July 9, 2025 · 10 min read

Inside an On‑Chain Incident Room

When an exploit hits, the question isn’t “what happened?” — it’s “who is doing what right now?” Here’s how an effective incident room answers that.

Incident Room

Coordination is the first casualty of chaos. Here is how to keep it.

From Alert to Activation

In a good incident, the first alert doesn’t lead to panic — it leads to activation. Within minutes, the right people are in the room (or call), the right dashboards are on‑screen, and everyone knows the goal for the next 30 minutes.

Speed is life. In the Nomad bridge exploit, the difference between saving $5M and losing it was a matter of minutes. An effective incident response plan (IRP) removes the "fog of war" by pre-assigning roles and communication channels.

Who’s in the Room?

Roles Diagram

You need a predefined roster. Do not figure this out during the hack.

The exact org chart varies, but an effective on‑chain incident room usually includes:

  • A technical lead with commit access or upgrade authority.
  • An on‑chain analyst who can navigate live flows and history.
  • A decision‑maker from the business or protocol team.
  • Communications and legal support on standby.

The Commander: One person must be in charge. They don't touch the keyboard. Their job is to maintain the timeline, facilitate communication, and make the hard calls (e.g., "Pause the bridge").

The Information Surfaces That Matter

Your "War Room" needs three screens visible to everyone:

Trinetra Incident View
  • The Ledger: A live block explorer view of the attacker's wallet.
  • The Code: The vulnerable contract code with the exploit lines highlighted.
  • The Timeline: A shared document logging every event and decision.

At Trinetra, we think in terms of “information surfaces” — the places people look when they’re under pressure. In a mature setup, those surfaces include:

  • A live incident board: what we know, what we don’t, what’s next.
  • A focused view of affected contracts, pools and wallets.
  • Key external channels: explorers, social chatter, upstream venues.

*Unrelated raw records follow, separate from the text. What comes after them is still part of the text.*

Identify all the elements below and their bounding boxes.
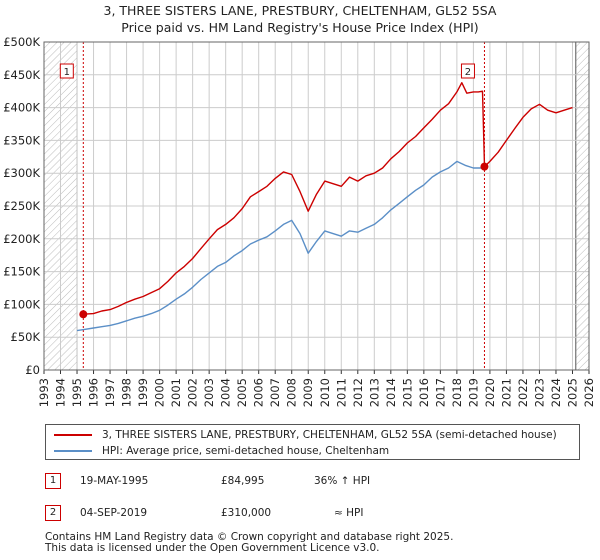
x-tick-label: 2020 (483, 378, 497, 407)
x-tick-label: 2006 (252, 378, 266, 407)
x-tick-label: 2013 (367, 378, 381, 407)
legend-label-property: 3, THREE SISTERS LANE, PRESTBURY, CHELTE… (102, 429, 557, 441)
y-tick-label: £400K (3, 101, 40, 115)
x-tick-label: 2015 (400, 378, 414, 407)
x-tick-label: 1999 (136, 378, 150, 407)
property-price-line (83, 81, 573, 315)
x-tick-label: 2017 (433, 378, 447, 407)
x-tick-label: 1995 (70, 378, 84, 407)
sale-label-box-1 (59, 63, 74, 79)
title-line-1: 3, THREE SISTERS LANE, PRESTBURY, CHELTE… (103, 3, 497, 18)
sale-badge-2: 2 (45, 505, 61, 521)
x-tick-label: 2007 (268, 378, 282, 407)
legend-swatch-property (54, 434, 92, 436)
x-tick-label: 2022 (516, 378, 530, 407)
x-tick-label: 2023 (532, 378, 546, 407)
sale-date-1: 19-MAY-1995 (80, 475, 149, 487)
sale-price-1: £84,995 (221, 475, 265, 487)
sale-price-2: £310,000 (221, 507, 272, 519)
x-tick-label: 2016 (417, 378, 431, 407)
y-tick-label: £300K (3, 166, 40, 180)
x-tick-label: 2014 (384, 378, 398, 407)
x-tick-label: 2021 (499, 378, 513, 407)
legend-item-property: 3, THREE SISTERS LANE, PRESTBURY, CHELTE… (54, 427, 557, 443)
footer-line-2: This data is licensed under the Open Gov… (45, 542, 380, 554)
plot-frame (43, 41, 590, 371)
x-tick-label: 1997 (103, 378, 117, 407)
x-tick-label: 2018 (450, 378, 464, 407)
footer-line-1: Contains HM Land Registry data © Crown c… (45, 531, 454, 543)
x-tick-label: 2000 (153, 378, 167, 407)
x-tick-label: 2004 (219, 378, 233, 407)
sale-hpi-1: 36% ↑ HPI (314, 475, 371, 487)
y-tick-label: £500K (3, 35, 40, 49)
sale-label-2: 2 (465, 67, 471, 78)
y-tick-label: £450K (3, 68, 40, 82)
legend: 3, THREE SISTERS LANE, PRESTBURY, CHELTE… (45, 424, 580, 460)
y-tick-label: £200K (3, 232, 40, 246)
y-tick-label: £50K (11, 330, 41, 344)
sale-point-1 (79, 310, 88, 319)
legend-item-hpi: HPI: Average price, semi-detached house,… (54, 443, 389, 459)
sale-row-2: 2 04-SEP-2019 £310,000 ≈ HPI (45, 505, 585, 525)
x-tick-label: 2008 (285, 378, 299, 407)
sale-row-1: 1 19-MAY-1995 £84,995 36% ↑ HPI (45, 473, 585, 493)
sale-point-2 (480, 162, 489, 171)
x-tick-label: 2024 (549, 378, 563, 407)
sale-label-1: 1 (64, 67, 70, 78)
series (76, 81, 573, 332)
sale-badge-1: 1 (45, 473, 61, 489)
sale-label-box-2 (460, 63, 475, 79)
footer: Contains HM Land Registry data © Crown c… (45, 532, 453, 554)
x-tick-label: 2011 (334, 378, 348, 407)
chart-title: 3, THREE SISTERS LANE, PRESTBURY, CHELTE… (0, 2, 600, 36)
sale-date-2: 04-SEP-2019 (80, 507, 148, 519)
sale-hpi-2: ≈ HPI (334, 507, 364, 519)
hpi-line (76, 160, 485, 332)
y-tick-label: £150K (3, 265, 40, 279)
axes: £0 £50K £100K £150K £200K £250K £300K £350K £400… (3, 35, 596, 407)
x-tick-label: 2005 (235, 378, 249, 407)
y-tick-label: £250K (3, 199, 40, 213)
legend-label-hpi: HPI: Average price, semi-detached house,… (102, 445, 390, 457)
x-tick-label: 2009 (301, 378, 315, 407)
x-tick-label: 1996 (87, 378, 101, 407)
x-tick-label: 2010 (318, 378, 332, 407)
x-tick-label: 2025 (565, 378, 579, 407)
x-tick-label: 2002 (186, 378, 200, 407)
x-tick-label: 2012 (351, 378, 365, 407)
y-tick-label: £0 (25, 363, 40, 377)
legend-swatch-hpi (54, 450, 92, 452)
y-tick-label: £100K (3, 297, 40, 311)
x-tick-label: 2001 (169, 378, 183, 407)
x-tick-label: 1998 (120, 378, 134, 407)
grid (43, 41, 590, 371)
title-line-2: Price paid vs. HM Land Registry's House … (121, 20, 479, 35)
y-tick-label: £350K (3, 133, 40, 147)
x-tick-label: 2019 (466, 378, 480, 407)
x-tick-label: 1994 (54, 378, 68, 407)
x-tick-label: 2026 (582, 378, 596, 407)
x-tick-label: 1993 (37, 378, 51, 407)
x-tick-label: 2003 (202, 378, 216, 407)
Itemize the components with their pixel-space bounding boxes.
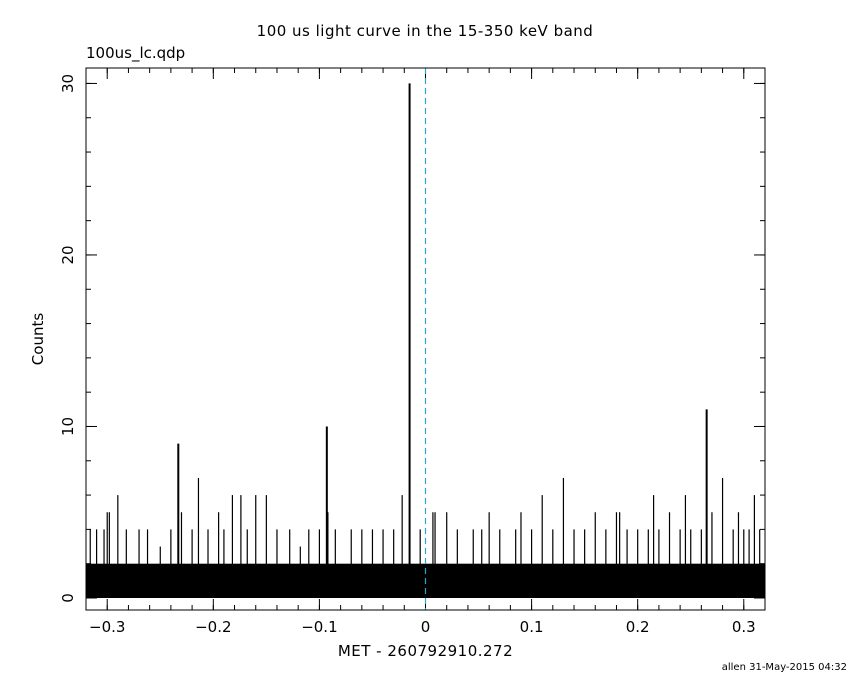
ticks-layer: −0.3 −0.2 −0.1 0 0.1 0.2 0.3 0 10 20 30 — [59, 68, 766, 636]
x-tick-label: 0.1 — [520, 618, 544, 636]
x-tick-label: 0.3 — [732, 618, 756, 636]
x-tick-label: −0.2 — [195, 618, 231, 636]
footer-label: allen 31-May-2015 04:32 — [721, 662, 847, 673]
x-axis-label: MET - 260792910.272 — [338, 642, 513, 660]
y-tick-label: 10 — [59, 417, 77, 436]
plot-frame — [85, 67, 766, 611]
x-tick-label: −0.3 — [89, 618, 125, 636]
file-label: 100us_lc.qdp — [86, 44, 186, 62]
y-tick-label: 20 — [59, 245, 77, 264]
x-tick-label: 0 — [421, 618, 431, 636]
x-tick-label: 0.2 — [626, 618, 650, 636]
y-axis-label: Counts — [29, 313, 47, 366]
x-tick-label: −0.1 — [301, 618, 337, 636]
y-tick-label: 30 — [59, 74, 77, 93]
y-tick-label: 0 — [59, 593, 77, 603]
chart-title: 100 us light curve in the 15-350 keV ban… — [256, 22, 594, 40]
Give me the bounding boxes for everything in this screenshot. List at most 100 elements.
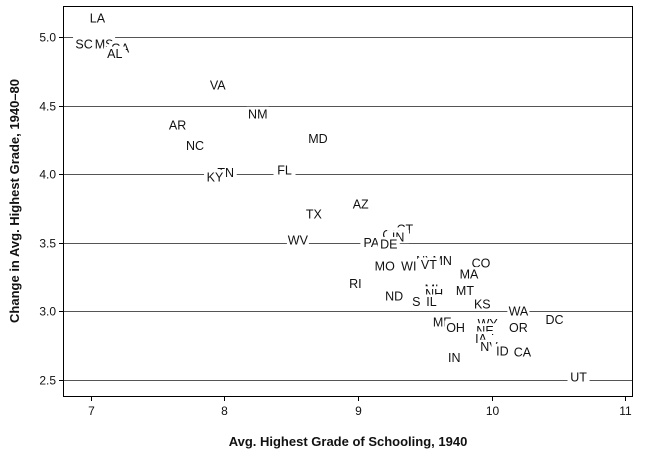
data-point-bg [507,304,530,318]
data-point-label: CA [514,346,532,360]
data-point-al: AL [103,46,126,61]
data-point-bg [166,117,189,131]
data-point-bg [206,78,229,92]
data-point-bg [567,369,590,383]
data-point-bg [360,235,383,249]
data-point-tx: TX [302,206,325,221]
data-point-bg [543,312,566,326]
data-point-label: DC [545,313,563,327]
data-point-label: IN [448,351,461,365]
data-point-bg [246,106,269,120]
data-point-label: ID [496,344,509,358]
data-point-nm: NM [246,106,269,121]
y-tick-label: 4.5 [39,100,56,114]
data-point-bg [507,320,530,334]
data-point-mt: MT [453,283,476,298]
data-point-wa: WA [507,304,530,319]
gridlines [64,37,632,381]
y-tick-label: 5.0 [39,31,56,45]
data-point-bg [302,206,325,220]
data-point-label: KS [474,298,491,312]
data-point-label: MT [456,284,474,298]
data-point-label: UT [570,370,587,384]
data-point-ks: KS [471,297,494,312]
data-point-label: RI [349,277,362,291]
y-tick-label: 2.5 [39,374,56,388]
data-point-ar: AR [166,117,189,132]
data-point-label: WI [401,259,416,273]
data-point-nd: ND [383,289,406,304]
data-point-label: MO [375,259,395,273]
data-point-in: IN [443,350,466,365]
data-point-label: IL [426,295,436,309]
data-point-label: LA [90,11,106,25]
y-tick-label: 3.0 [39,305,56,319]
y-axis-label: Change in Avg. Highest Grade, 1940–80 [7,79,22,323]
data-point-bg [204,169,227,183]
data-point-bg [457,267,480,281]
data-point-dc: DC [543,312,566,327]
data-point-label: TX [306,207,323,221]
data-point-bg [420,294,443,308]
data-point-bg [286,232,309,246]
data-point-az: AZ [349,197,372,212]
data-point-ca: CA [511,345,534,360]
data-labels: LASCMSGAALVANMARMDNCFLTNKYAZTXCTOKINWVPA… [73,10,590,384]
data-point-label: ND [385,290,403,304]
data-point-ky: KY [204,169,227,184]
data-point-id: ID [491,343,514,358]
x-axis-label: Avg. Highest Grade of Schooling, 1940 [229,434,468,449]
data-point-fl: FL [273,162,296,177]
data-point-bg [273,162,296,176]
data-point-bg [397,258,420,272]
data-point-label: DE [380,237,397,251]
data-point-label: OH [446,321,465,335]
data-point-label: KY [207,170,224,184]
data-point-ma: MA [457,267,480,282]
data-point-label: AR [169,118,186,132]
x-tick-label: 10 [486,404,500,418]
data-point-bg [444,320,467,334]
plot-frame [63,6,633,397]
x-tick-label: 11 [619,404,632,418]
data-point-label: AZ [353,198,369,212]
data-point-la: LA [86,10,109,25]
data-point-bg [417,257,440,271]
data-point-md: MD [306,131,329,146]
data-point-label: PA [364,236,380,250]
x-tick-label: 8 [221,404,228,418]
data-point-bg [73,36,96,50]
data-point-label: FL [277,163,292,177]
data-point-bg [349,197,372,211]
data-point-or: OR [507,320,530,335]
data-point-ut: UT [567,369,590,384]
data-point-bg [383,289,406,303]
data-point-de: DE [377,236,400,251]
data-point-bg [471,297,494,311]
data-point-label: VT [421,258,437,272]
data-point-il: IL [420,294,443,309]
data-point-label: VA [210,79,226,93]
data-point-bg [306,131,329,145]
data-point-label: OR [509,321,528,335]
data-point-label: NM [248,107,267,121]
data-point-ri: RI [344,276,367,291]
x-tick-label: 9 [355,404,362,418]
data-point-label: WV [288,233,309,247]
data-point-bg [344,276,367,290]
data-point-sc: SC [73,36,96,51]
data-point-label: MA [460,268,479,282]
data-point-bg [183,138,206,152]
data-point-label: SC [75,37,92,51]
data-point-label: NC [186,139,204,153]
data-point-bg [377,236,400,250]
x-tick-label: 7 [88,404,95,418]
data-point-oh: OH [444,320,467,335]
data-point-bg [469,256,492,270]
data-point-wv: WV [286,232,309,247]
data-point-bg [443,350,466,364]
data-point-label: MD [308,132,327,146]
axis-ticks: 2.5 3.0 3.5 4.0 4.5 5.0 7 8 9 10 11 [39,31,632,419]
data-point-label: WA [509,305,529,319]
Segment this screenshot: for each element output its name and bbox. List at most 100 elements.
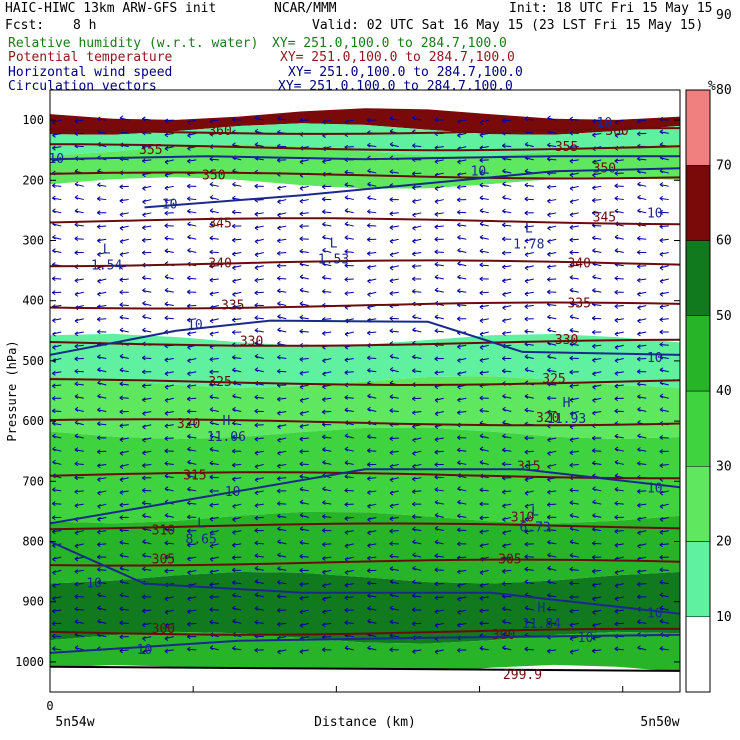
wind-vector-head [591, 329, 596, 335]
wind-vector-head [547, 354, 551, 359]
wind-vector [277, 252, 287, 254]
wind-vector [119, 477, 129, 481]
wind-vector-head [97, 278, 101, 284]
wind-vector [457, 449, 467, 452]
wind-vector [434, 159, 444, 163]
wind-vector-head [479, 370, 484, 376]
wind-vector-head [232, 592, 236, 598]
wind-vector-head [141, 355, 146, 361]
wind-vector-head [52, 487, 56, 493]
wind-vector [592, 263, 602, 267]
wind-vector-head [434, 211, 439, 217]
wind-vector [434, 501, 444, 505]
wind-vector [434, 450, 444, 453]
wind-vector [389, 555, 399, 558]
wind-vector [74, 395, 84, 399]
wind-vector [254, 555, 264, 558]
wind-vector-head [142, 463, 146, 468]
wind-vector-head [592, 410, 596, 416]
wind-vector [569, 276, 579, 280]
wind-vector-head [74, 489, 79, 495]
wind-vector [277, 290, 287, 293]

How Trinetra Supports the Room

Trinetra Incident View

When Trinetra is part of the stack, the incident room doesn’t start with a blank screen. Teams come in to a pre‑curated view that:

  1. Pins the most relevant entities (contracts, wallets, pools) to a dedicated incident workspace.
  2. Highlights related activity over the last hours and days.
  3. Surfaces overlapping exposure from your own portfolio.

Instead of manually stitching together graphs and screenshots, analysts can focus on what the attackers are doing and what options are on the table.

After the Room

Once the immediate incident is contained, a different kind of work begins: the post‑mortem. The strongest teams treat this as an opportunity to upgrade not only code and controls, but also how the next incident room will run.

Incident rooms are stressful. They’re also where your security, engineering and business culture become visible. With the right preparation and tooling, they can be a place of clarity instead of chaos.